Le temps partiel thérapeutique

La reprise peut se faire en douceur grâce à un dispositif souvent méconnu.

Votre médecin peut proposer un temps partiel thérapeutique, c’est-à-dire une reprise progressive sur quelques mois, avec un revenu d’activité partiel complété par la Sécurité sociale.

Dans certains cas, lorsqu’un retour au même poste paraît impossible, une reconversion ou un bilan de compétences peut être envisagé.

Foire aux questions Burn-out et arrêt maladie

Burn-out et arrêt maladie faq

Quelle est la durée moyenne d’un arrêt de travail pour burn-out ?

Elle varie fortement, de quelques jours à plusieurs mois.

Le médecin la fixe selon la gravité des symptômes et peut la prolonger. La récupération complète demande souvent plusieurs mois, le repos seul ne suffisant pas toujours.

Comment se mettre en arrêt pour un burn-out ?
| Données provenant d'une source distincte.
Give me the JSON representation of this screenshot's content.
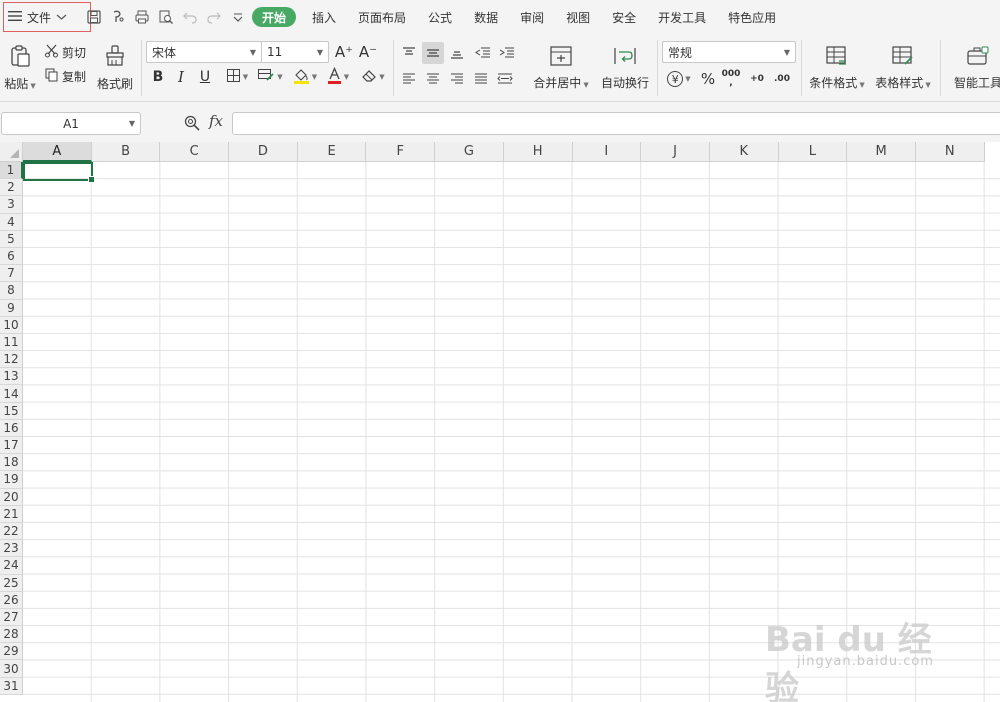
{
  "menubar": {
    "file_label": "文件",
    "tabs": [
      {
        "label": "开始",
        "active": true
      },
      {
        "label": "插入"
      },
      {
        "label": "页面布局"
      },
      {
        "label": "公式"
      },
      {
        "label": "数据"
      },
      {
        "label": "审阅"
      },
      {
        "label": "视图"
      },
      {
        "label": "安全"
      },
      {
        "label": "开发工具"
      },
      {
        "label": "特色应用"
      }
    ],
    "quick_icons": [
      "save-icon",
      "format-painter-mini-icon",
      "print-icon",
      "print-preview-icon",
      "undo-icon",
      "redo-icon",
      "customize-dropdown-icon"
    ]
  },
  "ribbon": {
    "paste_label": "粘贴",
    "cut_label": "剪切",
    "copy_label": "复制",
    "format_painter_label": "格式刷",
    "font_name": "宋体",
    "font_size": "11",
    "bold": "B",
    "italic": "I",
    "underline": "U",
    "increase_font": "A⁺",
    "decrease_font": "A⁻",
    "merge_center_label": "合并居中",
    "wrap_text_label": "自动换行",
    "number_format": "常规",
    "currency_symbol": "¥",
    "percent_symbol": "%",
    "thousands_symbol": "000",
    "increase_decimal": "+0",
    "decrease_decimal": ".00",
    "conditional_format_label": "条件格式",
    "table_style_label": "表格样式",
    "smart_toolbox_label": "智能工具箱",
    "accent_color": "#47a964"
  },
  "formula_bar": {
    "name_box": "A1",
    "fx_label": "fx",
    "formula_value": ""
  },
  "grid": {
    "columns": [
      "A",
      "B",
      "C",
      "D",
      "E",
      "F",
      "G",
      "H",
      "I",
      "J",
      "K",
      "L",
      "M",
      "N"
    ],
    "rows": [
      "1",
      "2",
      "3",
      "4",
      "5",
      "6",
      "7",
      "8",
      "9",
      "10",
      "11",
      "12",
      "13",
      "14",
      "15",
      "16",
      "17",
      "18",
      "19",
      "20",
      "21",
      "22",
      "23",
      "24",
      "25",
      "26",
      "27",
      "28",
      "29",
      "30",
      "31"
    ],
    "active_cell": "A1",
    "selection_color": "#217346"
  },
  "watermark": {
    "main": "Bai du 经验",
    "sub": "jingyan.baidu.com"
  }
}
Consultez votre médecin traitant ou un psychiatre, décrivez précisément vos symptômes, et laissez-le évaluer la nécessité d’un arrêt.

S’il l’estime justifié, il établit l’avis d’arrêt, à transmettre dans les 48 heures.

Mon salaire est-il maintenu à 100 % ?

Pas automatiquement. Les indemnités de la Sécurité sociale couvrent environ 50 % du salaire de base.

Un complément employeur peut s’y ajouter selon votre ancienneté et votre convention collective, parfois jusqu’au maintien total.

Mon employeur saura-t-il que je suis en burn-out ?

Non. Le volet qui lui est destiné ne mentionne pas le diagnostic.

Seul le médecin-conseil de l’Assurance maladie a accès au motif médical.

Peut-on prolonger un arrêt pour burn-out ?

Oui, autant que votre état le justifie, dans la limite de 360 jours indemnisés sur 3 ans (3 ans en cas d’ALD).

La prolongation se fait sur appréciation médicale.

Continue-t-on d’acquérir des congés payés pendant l’arrêt ?

Oui. Depuis la réforme de 2024, un salarié en arrêt pour maladie non professionnelle continue d’acquérir des congés payés, à hauteur de 2 jours ouvrables par mois d’absence.